For all their useful materials, study Bibles can be too bulky or in-depth for everyday reading. Most people prefer to use Bibles that have additional materials that are geared more towards faith and life than academic insights. These Bibles are often geared towards different audiences. They may be Bibles that are meant for childrenteenagerswomen, or men. They may be a guide to daily prayer or an aid to people in recovery. They might include prayers, questions for reflection, or a guide to engaging with key Christian concepts. Again, the additional material isn’t scripture, simply a guide to read and engage with scripture. Of course, I recommend that you start with the CommonEnglishBible.com website to explore the options there.

Format

Finally, and this may seem silly, but the physical size, shape, and feel of the Bible you buy really matters!

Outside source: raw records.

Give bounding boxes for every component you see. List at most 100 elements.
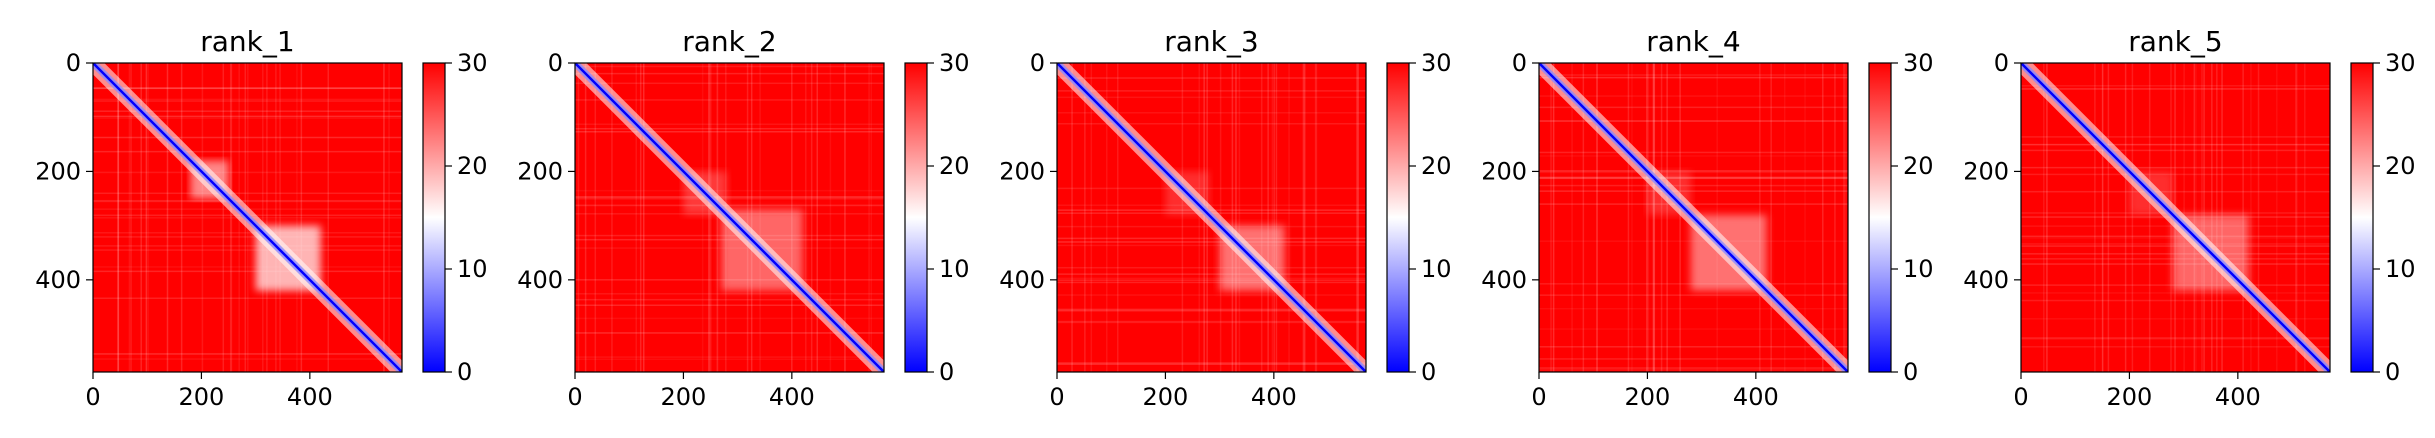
heatmap-texture-row <box>93 100 402 102</box>
heatmap-texture-row <box>575 196 884 198</box>
heatmap-texture-column <box>1231 63 1234 372</box>
heatmap-texture-column <box>1106 63 1108 372</box>
heatmap-texture-column <box>1356 63 1358 372</box>
heatmap-texture-row <box>575 304 884 307</box>
heatmap-texture-row <box>93 87 402 89</box>
heatmap-texture-column <box>642 63 645 372</box>
heatmap-texture-row <box>93 270 402 273</box>
axes-frame <box>1056 62 1367 373</box>
heatmap-texture-row <box>1539 106 1848 109</box>
heatmap-diagonal <box>2021 63 2330 372</box>
heatmap-diagonal <box>93 63 402 372</box>
heatmap-texture-row <box>2021 143 2330 146</box>
colorbar-tick-label: 30 <box>939 49 970 77</box>
heatmap-texture-row <box>93 171 402 174</box>
heatmap-texture-column <box>1631 63 1633 372</box>
heatmap-texture-row <box>1539 346 1848 348</box>
heatmap-texture-column <box>1679 63 1681 372</box>
heatmap-texture-column <box>584 63 587 372</box>
heatmap-texture-column <box>1582 63 1585 372</box>
heatmap-texture-column <box>1314 63 1317 372</box>
heatmap-texture-row <box>1539 367 1848 369</box>
heatmap-texture-row <box>2021 136 2330 138</box>
heatmap-texture-column <box>708 63 711 372</box>
heatmap-texture-column <box>1273 63 1275 372</box>
heatmap-texture-row <box>575 358 884 361</box>
heatmap-texture-column <box>1596 63 1598 372</box>
heatmap-texture-row <box>93 87 402 90</box>
heatmap-texture-column <box>145 63 148 372</box>
y-tick-label: 0 <box>548 49 563 77</box>
heatmap-texture-row <box>1539 177 1848 179</box>
x-tick-label: 0 <box>567 383 582 411</box>
heatmap-texture-column <box>710 63 712 372</box>
colorbar-tick-label: 20 <box>1903 152 1934 180</box>
heatmap-texture-row <box>575 204 884 206</box>
heatmap-panel-3: rank_3 0 200 400 0 200 400 0 10 20 30 <box>999 25 1451 411</box>
heatmap-texture-column <box>1646 63 1648 372</box>
heatmap-texture-column <box>1117 63 1119 372</box>
colorbar-tick-label: 0 <box>2385 358 2400 386</box>
heatmap-texture-row <box>1539 170 1848 172</box>
colorbar-tick-label: 0 <box>1421 358 1436 386</box>
heatmap-texture-column <box>1770 63 1772 372</box>
heatmap-texture-row <box>1057 187 1366 190</box>
x-tick-label: 0 <box>1531 383 1546 411</box>
heatmap-texture-column <box>229 63 232 372</box>
heatmap-texture-row <box>93 117 402 119</box>
heatmap-texture-column <box>300 63 303 372</box>
heatmap-texture-row <box>93 110 402 112</box>
heatmap-texture-column <box>1071 63 1073 372</box>
panel-title: rank_4 <box>1646 25 1740 58</box>
heatmap-texture-row <box>93 266 402 268</box>
heatmap-texture-column <box>140 63 142 372</box>
x-tick-label: 0 <box>1049 383 1064 411</box>
colorbar-tick-label: 20 <box>1421 152 1452 180</box>
heatmap-texture-row <box>1539 369 1848 371</box>
heatmap-texture-column <box>2101 63 2104 372</box>
heatmap-texture-column <box>1845 63 1847 372</box>
heatmap-texture-column <box>2131 63 2134 372</box>
heatmap-texture-row <box>2021 143 2330 146</box>
heatmap-texture-column <box>639 63 642 372</box>
colorbar <box>1386 62 1410 373</box>
heatmap-texture-row <box>2021 338 2330 340</box>
colorbar-tick-label: 30 <box>1903 49 1934 77</box>
heatmap-texture-row <box>575 356 884 358</box>
heatmap-texture-column <box>1571 63 1573 372</box>
heatmap-texture-column <box>1596 63 1598 372</box>
heatmap-texture-row <box>1057 77 1366 79</box>
colorbar-tick-label: 30 <box>457 49 488 77</box>
heatmap-texture-row <box>93 249 402 251</box>
heatmap-texture-row <box>2021 190 2330 193</box>
colorbar-tick-label: 10 <box>2385 255 2416 283</box>
heatmap-texture-row <box>1539 307 1848 310</box>
heatmap-texture-column <box>1267 63 1269 372</box>
heatmap-diagonal <box>1539 63 1848 372</box>
heatmap-texture-column <box>2043 63 2045 372</box>
heatmap-texture-column <box>1275 63 1278 372</box>
heatmap-texture-column <box>222 63 225 372</box>
heatmap-texture-row <box>575 204 884 207</box>
colorbar-tick-label: 0 <box>939 358 954 386</box>
heatmap-texture-row <box>93 200 402 203</box>
heatmap-texture-row <box>93 115 402 118</box>
heatmap-texture-column <box>2295 63 2297 372</box>
heatmap-texture-column <box>716 63 719 372</box>
colorbar <box>2350 62 2374 373</box>
heatmap-texture-column <box>166 63 169 372</box>
heatmap-panel-5: rank_5 0 200 400 0 200 400 0 10 20 30 <box>1963 25 2415 411</box>
axes-frame <box>2020 62 2331 373</box>
heatmap-texture-column <box>701 63 704 372</box>
heatmap-texture-column <box>1315 63 1318 372</box>
heatmap-texture-row <box>2021 166 2330 169</box>
heatmap-texture-column <box>577 63 580 372</box>
x-tick-label: 400 <box>287 383 333 411</box>
heatmap-texture-column <box>1843 63 1845 372</box>
heatmap-texture-row <box>1539 176 1848 179</box>
axes-frame <box>92 62 403 373</box>
heatmap-texture-column <box>128 63 131 372</box>
y-tick-label: 0 <box>1512 49 1527 77</box>
heatmap-texture-row <box>1057 277 1366 280</box>
heatmap-texture-column <box>2250 63 2252 372</box>
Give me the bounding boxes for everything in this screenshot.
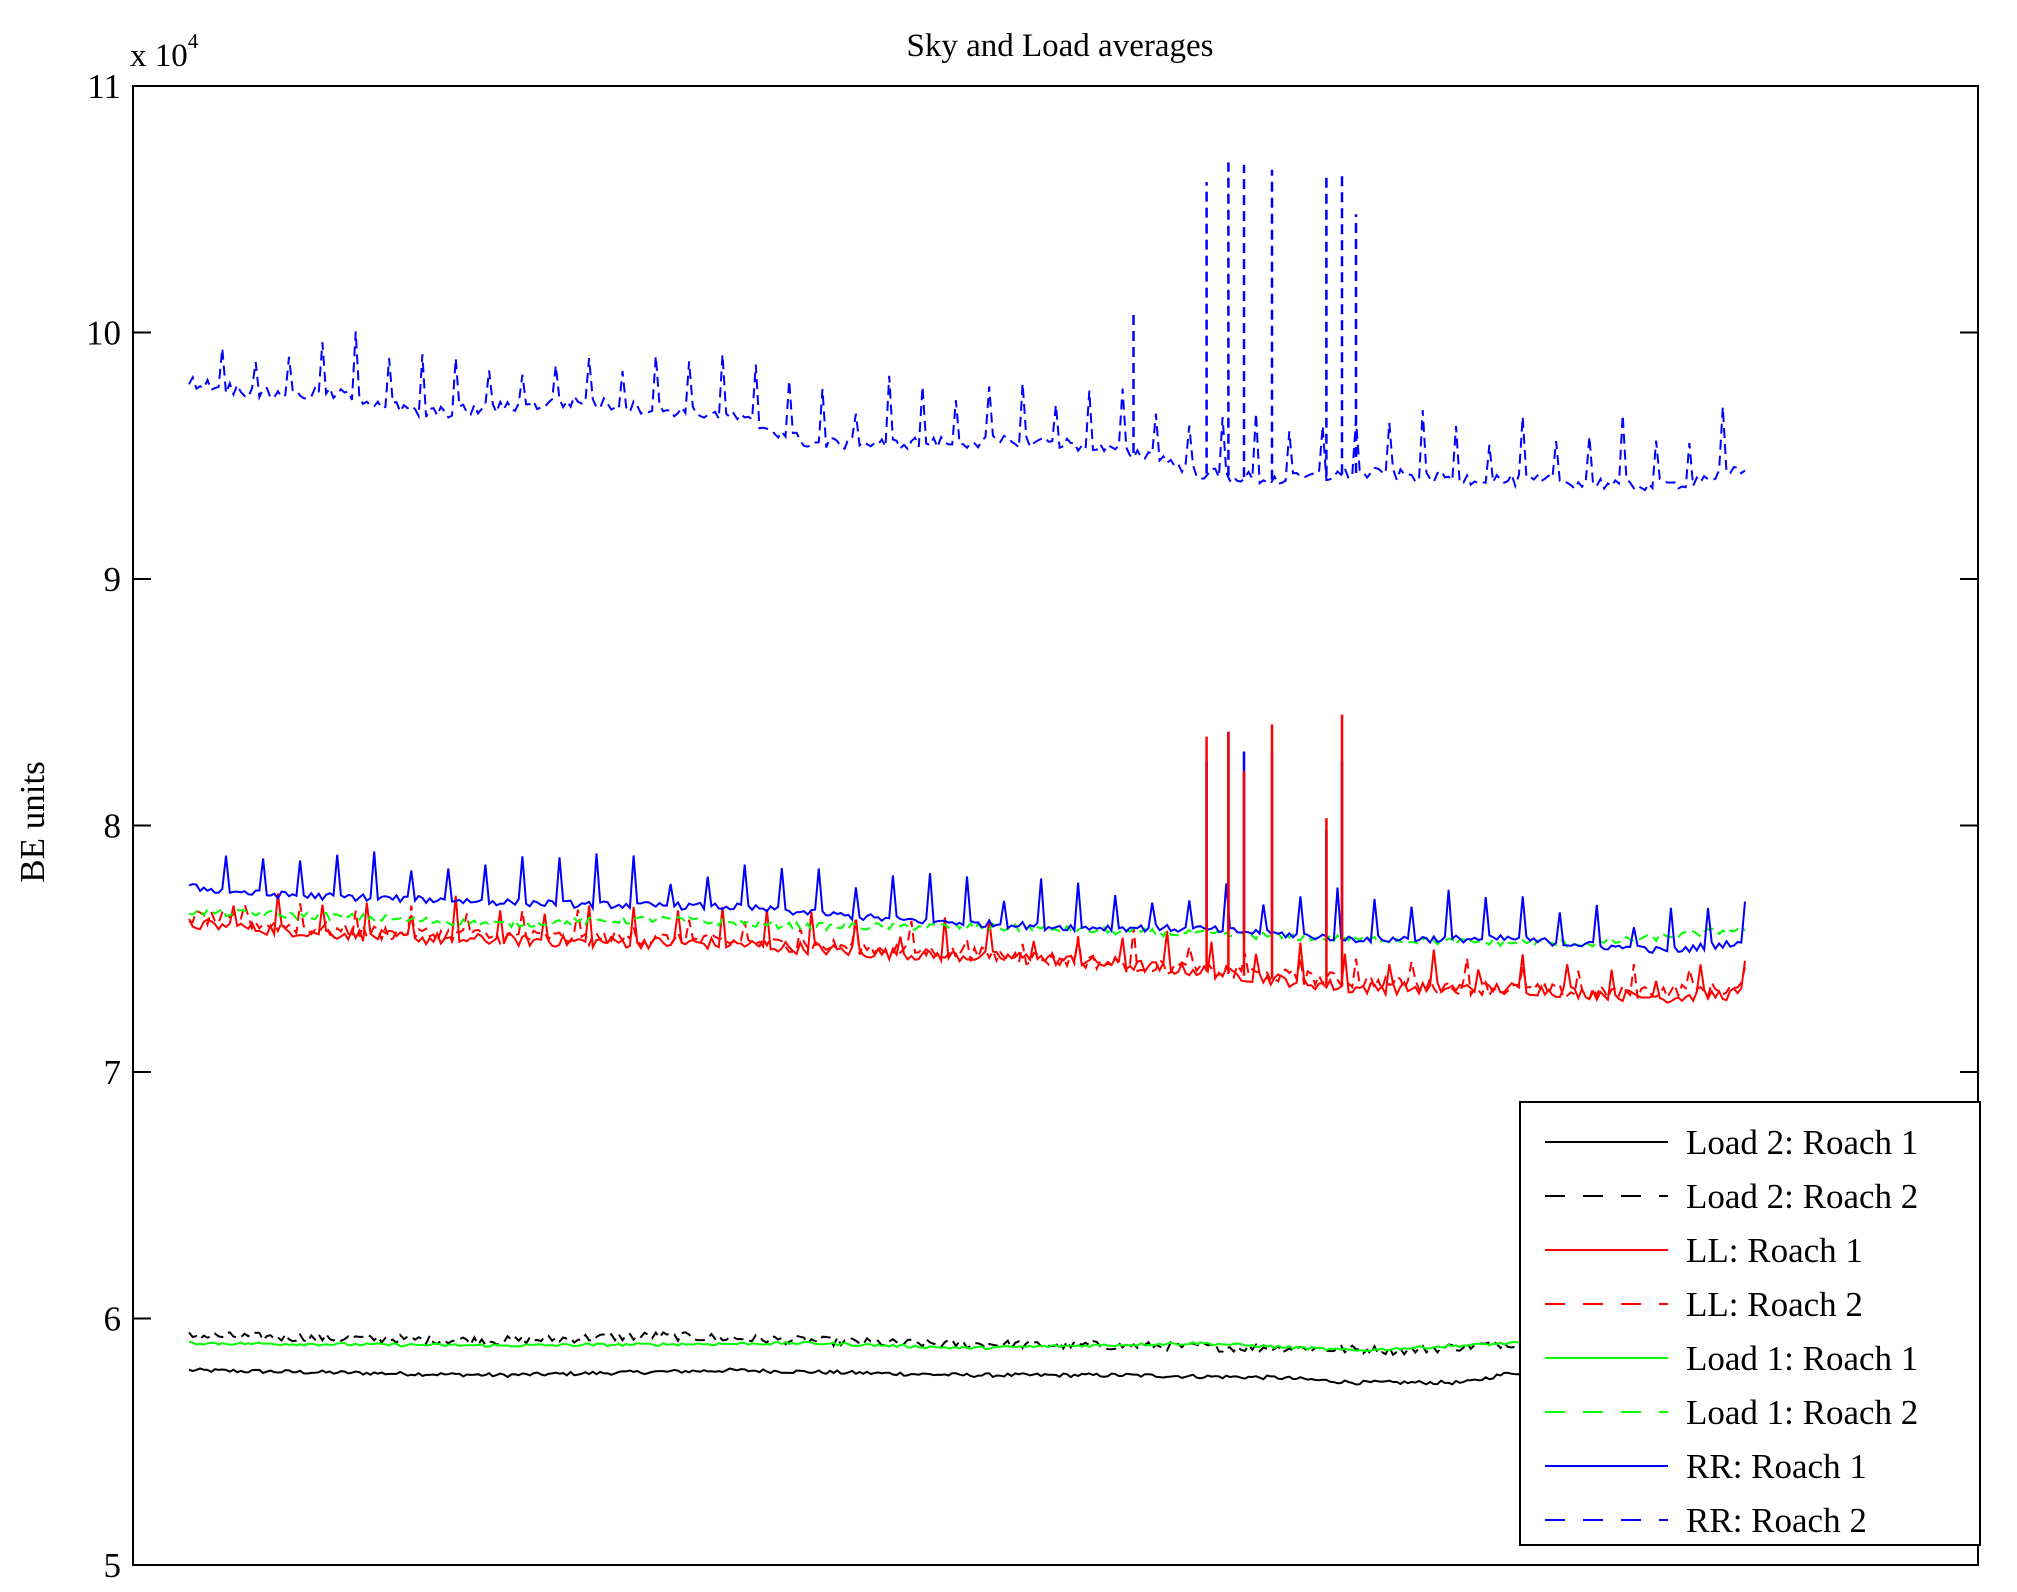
series-line-load-2-roach-1: [188, 1367, 1746, 1386]
legend-label: RR: Roach 1: [1686, 1447, 1867, 1486]
chart-title: Sky and Load averages: [907, 28, 1214, 64]
y-exponent-power: 4: [188, 29, 199, 53]
legend-label: Load 2: Roach 2: [1686, 1177, 1918, 1216]
y-tick-label: 11: [87, 67, 121, 106]
legend-entries: Load 2: Roach 1 Load 2: Roach 2 LL: Roach …: [1545, 1123, 1918, 1540]
legend-label: LL: Roach 2: [1686, 1285, 1863, 1324]
legend-label: Load 1: Roach 2: [1686, 1393, 1918, 1432]
plot-area: 5 6 7 8 9 10 11: [86, 67, 1979, 1585]
y-exponent-label: x 104: [130, 29, 199, 74]
series-line-ll-roach-2: [188, 900, 1746, 1001]
y-tick-label: 7: [104, 1053, 122, 1092]
legend: Load 2: Roach 1 Load 2: Roach 2 LL: Roach …: [1519, 1101, 1981, 1546]
series-line-rr-roach-2: [188, 331, 1746, 492]
y-tick-label: 8: [104, 807, 122, 846]
legend-label: LL: Roach 1: [1686, 1231, 1863, 1270]
y-tick-label: 9: [104, 560, 122, 599]
series-line-load-1-roach-2: [188, 907, 1746, 949]
y-axis-label: BE units: [13, 761, 52, 883]
legend-label: Load 1: Roach 1: [1686, 1339, 1918, 1378]
series-line-load-1-roach-1: [188, 1340, 1746, 1353]
y-exponent-base: x 10: [130, 38, 188, 74]
y-tick-label: 6: [104, 1300, 122, 1339]
legend-box: [1519, 1101, 1981, 1546]
legend-label: RR: Roach 2: [1686, 1501, 1867, 1540]
series-layer: [188, 162, 1746, 1386]
series-line-rr-roach-1: [188, 851, 1746, 954]
y-tick-label: 5: [104, 1546, 122, 1585]
y-tick-label: 10: [86, 314, 121, 353]
legend-label: Load 2: Roach 1: [1686, 1123, 1918, 1162]
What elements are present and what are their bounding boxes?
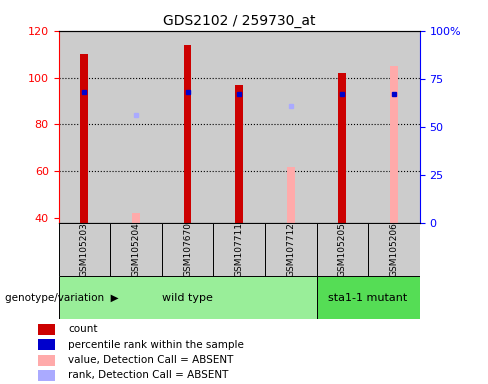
Text: GSM105204: GSM105204 <box>131 222 141 277</box>
Bar <box>183 45 191 223</box>
Text: GSM107711: GSM107711 <box>235 222 244 277</box>
Text: sta1-1 mutant: sta1-1 mutant <box>328 293 407 303</box>
Text: genotype/variation  ▶: genotype/variation ▶ <box>5 293 119 303</box>
Bar <box>265 31 317 223</box>
Text: GSM107712: GSM107712 <box>286 222 295 277</box>
Bar <box>317 276 420 319</box>
Bar <box>317 223 368 276</box>
Bar <box>38 354 55 366</box>
Bar <box>38 324 55 335</box>
Bar <box>162 31 213 223</box>
Bar <box>59 276 317 319</box>
Text: GSM105205: GSM105205 <box>338 222 347 277</box>
Bar <box>59 223 110 276</box>
Bar <box>368 223 420 276</box>
Text: rank, Detection Call = ABSENT: rank, Detection Call = ABSENT <box>68 371 229 381</box>
Bar <box>213 223 265 276</box>
Bar <box>132 214 140 223</box>
Text: wild type: wild type <box>162 293 213 303</box>
Bar <box>339 73 346 223</box>
Title: GDS2102 / 259730_at: GDS2102 / 259730_at <box>163 14 315 28</box>
Text: value, Detection Call = ABSENT: value, Detection Call = ABSENT <box>68 355 234 365</box>
Bar <box>390 66 398 223</box>
Text: GSM107670: GSM107670 <box>183 222 192 277</box>
Bar <box>59 31 110 223</box>
Bar <box>368 31 420 223</box>
Text: GSM105206: GSM105206 <box>389 222 398 277</box>
Text: GSM105203: GSM105203 <box>80 222 89 277</box>
Bar <box>162 223 213 276</box>
Bar <box>265 223 317 276</box>
Bar <box>235 84 243 223</box>
Text: count: count <box>68 324 98 334</box>
Bar <box>287 167 295 223</box>
Bar <box>38 339 55 350</box>
Bar <box>213 31 265 223</box>
Text: percentile rank within the sample: percentile rank within the sample <box>68 340 244 350</box>
Bar <box>38 370 55 381</box>
Bar <box>81 54 88 223</box>
Bar <box>110 31 162 223</box>
Bar <box>110 223 162 276</box>
Bar <box>317 31 368 223</box>
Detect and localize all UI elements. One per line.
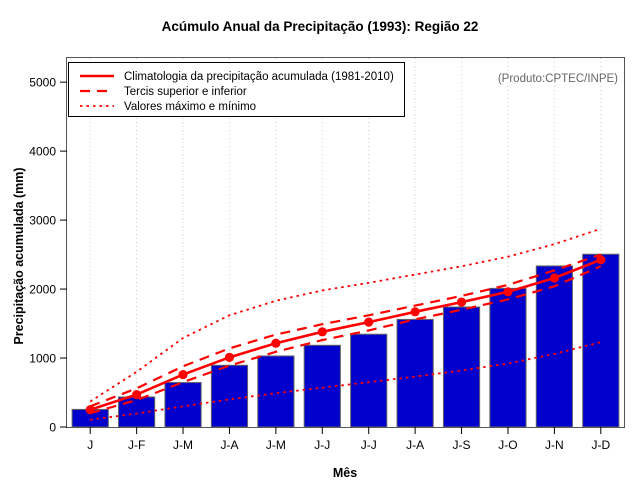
climatology-point bbox=[317, 327, 327, 337]
bar-J-S bbox=[442, 306, 481, 428]
climatology-point bbox=[503, 287, 513, 297]
climatology-point bbox=[410, 307, 420, 317]
x-tick-label: J-F bbox=[128, 438, 145, 452]
chart-legend: Climatologia da precipitação acumulada (… bbox=[68, 62, 405, 117]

You will be spending a lot of time with this book, it’s important that you get one that you enjoy reading. Pay attention to the size and weight of the Bible. Will it fit in your bag, on your shelf, or on your nightstand? Is the font a good size for you? Do you like the thickness of the pages and the layout of the type? Is the cover attractive or silly? Would you prefer a Bible with extra room for notes and journaling, or a micro Bible that you can pack in a crowded suitcase? Be honest with yourself. Again, the best Bible is the one you read, and getting a Bible that you enjoy spending time with is a vital step in the process.

Okay, all that information aside, if you just want to copy me you can. This is the Bible I use every day, including during the Gathering worship services. This is the Bible I use most regularly for sermon preparation and Bible study. And this is a new product that CEB just released that I’m putting on my Christmas list.

Enjoy your new Bible. God bless y’all, I’ll see you on Sunday!